I think it provides an excellent introduction and survey of the story of the Bible. Not just the christological orientation of Scripture, but it actually surveys each book in some detail (for instance, I remember going through each of the kings of both the northern and southern kingdoms). Its greatest strength is that it employs a very good pedagogical methodology and is therefore highly memorable. Indeed, it has been nearly 15 years and I can still recall some of the material from that class.

I recommend it.


----------



## DMcFadden (May 16, 2014)

Don't let your feelings about Wilkinson color your willingness to participate in Walk through the Bible. It is not about Wilkinson's particular views (he isn't the president and has not been for a long time), or about a particular theology (Wilkinson was a Dallas grad). Rather, it deals in biblical themes, characters, and timelines.

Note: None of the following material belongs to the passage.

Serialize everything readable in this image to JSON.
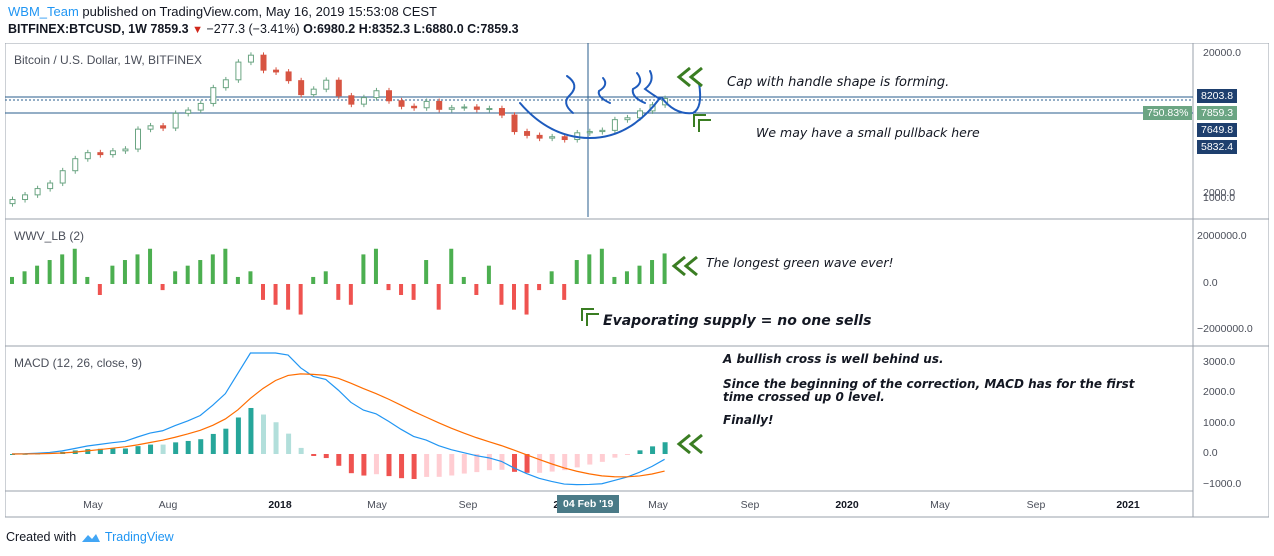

I did it the first time during seminary in the church where I was working part time. It did more for my understanding of the forest vs. the trees of the Bible than a degree in biblical studies magna cum laude from college and a high GPA in seminary. I can still recite from memory their way of delineating and remembering all of the prophets in terms of their times, themes, and recipients. 

The strength of WTB is that it uses clever memory devices, ingenious organizing templates, and an engaging presentation style to hold your attention until the end of the day . . . when you WILL know the books, themes, and timeline of either the OT or NT from MEMORY! In an era when biblical scholarship emphasizes the unique contributions of each of the Gospels INDIVIDUALLY, it was SO helpful to get a synthetic life of Christ.

For my money, WTB may not be the be-all and end-all of Christian education, but at the level of mastering the timeline and key players, it is unsurpassed in efficiency and effectiveness.


----------



## Jack K (May 17, 2014)

If you tend to be too stuffy (like I am), you may think it suffers from some cheesiness. But for a person who doesn't mind loosening up a bit it can be a helpful introduction to the Bible timeline, books, and major themes. I don't think you should worry about it on theological grounds.


----------



## PuritanCovenanter (May 17, 2014)

Jack K. thinks he is stuffy? I am much more. Just ask him. I agree with all that has been said above. The Walk through the Bible stuff is excellent. I gained a lot from it and proudly display the book Talk through the Bible along with my other books in my house.


----------



## Brandt (May 18, 2014)

Thanks, of course I can't stand cheesiness when it comes to doing anything in church!!


----------



## SolaScriptura (May 18, 2014)

Brandt said:


> Thanks, of course I can't stand cheesiness when it comes to doing anything in church!!



It isn't cheesy.


----------